Council spokesman Padraig Corkery yesterday said the clearing-up job will reveal the extent of the damage and enable engineers make a full assessment of the cost before a submission is made for Government funding.
“We hope to have a good idea in the next week, or two, sooner rather than later,” he said.
Dessie O’Shea, of the Wavecrest Caravan Park, Caherdaniel, yesterday told of seeing mobile homes and caravans being tossed around by waves crashing into the property from mountainous seas.
“The waves lifted mobile homes up in the air and dropped them down again. Years of work were torn to bits in about two hours.

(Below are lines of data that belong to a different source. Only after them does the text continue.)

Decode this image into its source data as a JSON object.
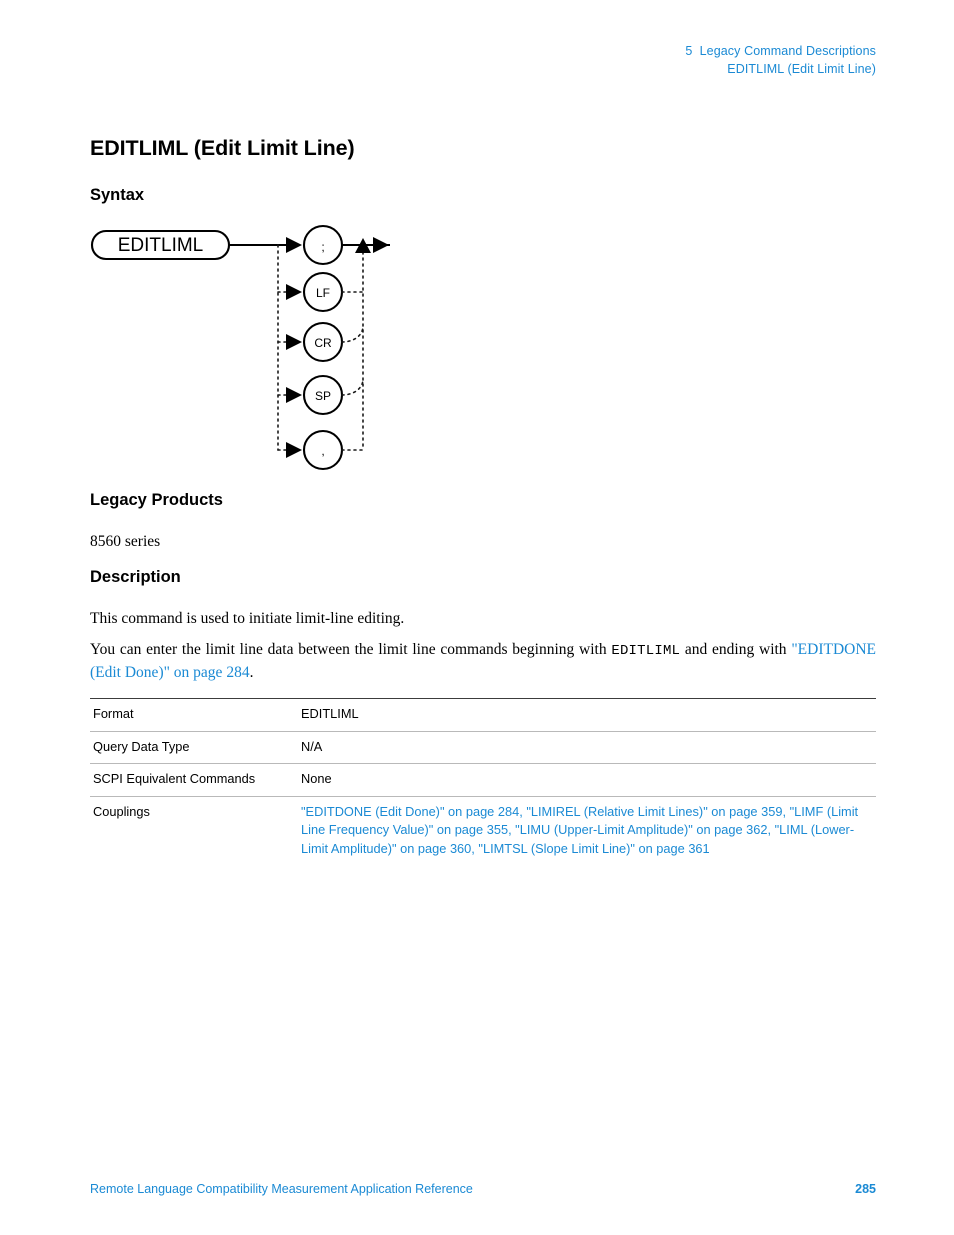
{
  "header": {
    "chapter_line": "5  Legacy Command Descriptions",
    "topic_line": "EDITLIML (Edit Limit Line)",
    "accent_color": "#1b8ad4"
  },
  "title": "EDITLIML (Edit Limit Line)",
  "sections": {
    "syntax_heading": "Syntax",
    "legacy_heading": "Legacy Products",
    "legacy_products": "8560 series",
    "description_heading": "Description",
    "description_p1": "This command is used to initiate limit-line editing.",
    "description_p2": {
      "part1": "You can enter the limit line data between the limit line commands beginning with ",
      "command": "EDITLIML",
      "part2": " and ending with ",
      "link": "\"EDITDONE (Edit Done)\" on page 284",
      "part3": "."
    }
  },
  "syntax_diagram": {
    "start_token": "EDITLIML",
    "branches": [
      ";",
      "LF",
      "CR",
      "SP",
      ","
    ],
    "line_color": "#000000"
  },
  "table": {
    "rows": [
      {
        "label": "Format",
        "value": "EDITLIML",
        "is_link": false
      },
      {
        "label": "Query Data Type",
        "value": "N/A",
        "is_link": false
      },
      {
        "label": "SCPI Equivalent Commands",
        "value": "None",
        "is_link": false
      },
      {
        "label": "Couplings",
        "value": "\"EDITDONE (Edit Done)\" on page 284, \"LIMIREL (Relative Limit Lines)\" on page 359, \"LIMF (Limit Line Frequency Value)\" on page 355, \"LIMU (Upper-Limit Amplitude)\" on page 362, \"LIML (Lower-Limit Amplitude)\" on page 360, \"LIMTSL (Slope Limit Line)\" on page 361",
        "is_link": true
      }
    ]
  },
  "footer": {
    "document_title": "Remote Language Compatibility Measurement Application Reference",
    "page_number": "285"
  }
}
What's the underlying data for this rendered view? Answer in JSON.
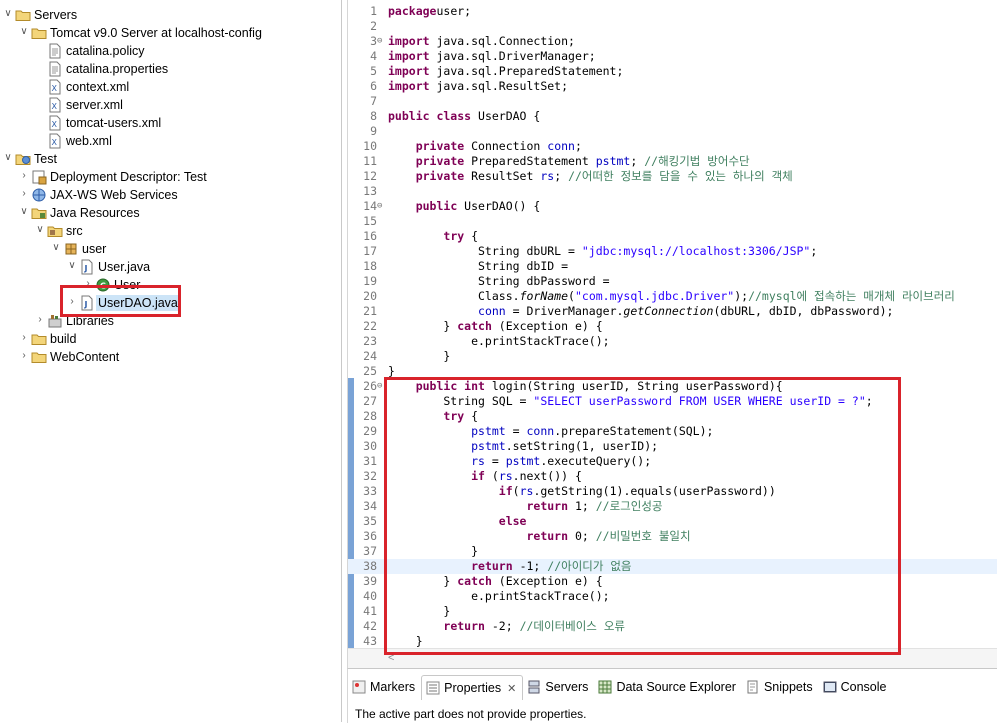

“What happened here is the worst that some people who are 80 years of age can remember. We never saw anything like it.”
Three caravans and a mobile home were destroyed.
In Rossbeigh Beach, which suffered a major exacerbation of already grave erosion problems, the wooden skeleton of the cargo boat, Sunbeam, which ran aground there more than 100 years ago, was lifted out of the sand and thrown up on the dunes.
Further up the coast in the seaside resort of Ballybunion, damage estimated at €20,000 was caused to the headquarters of the local rescue service, while an enormous sink hole appeared on the road leading to the long beach.
Meanwhile, Fine Gael councillor Jim Finucane has suggested all counties involved in the new Wild Atlantic Way tourist route should form a united lobby group to deal with erosion problems all along the west coast.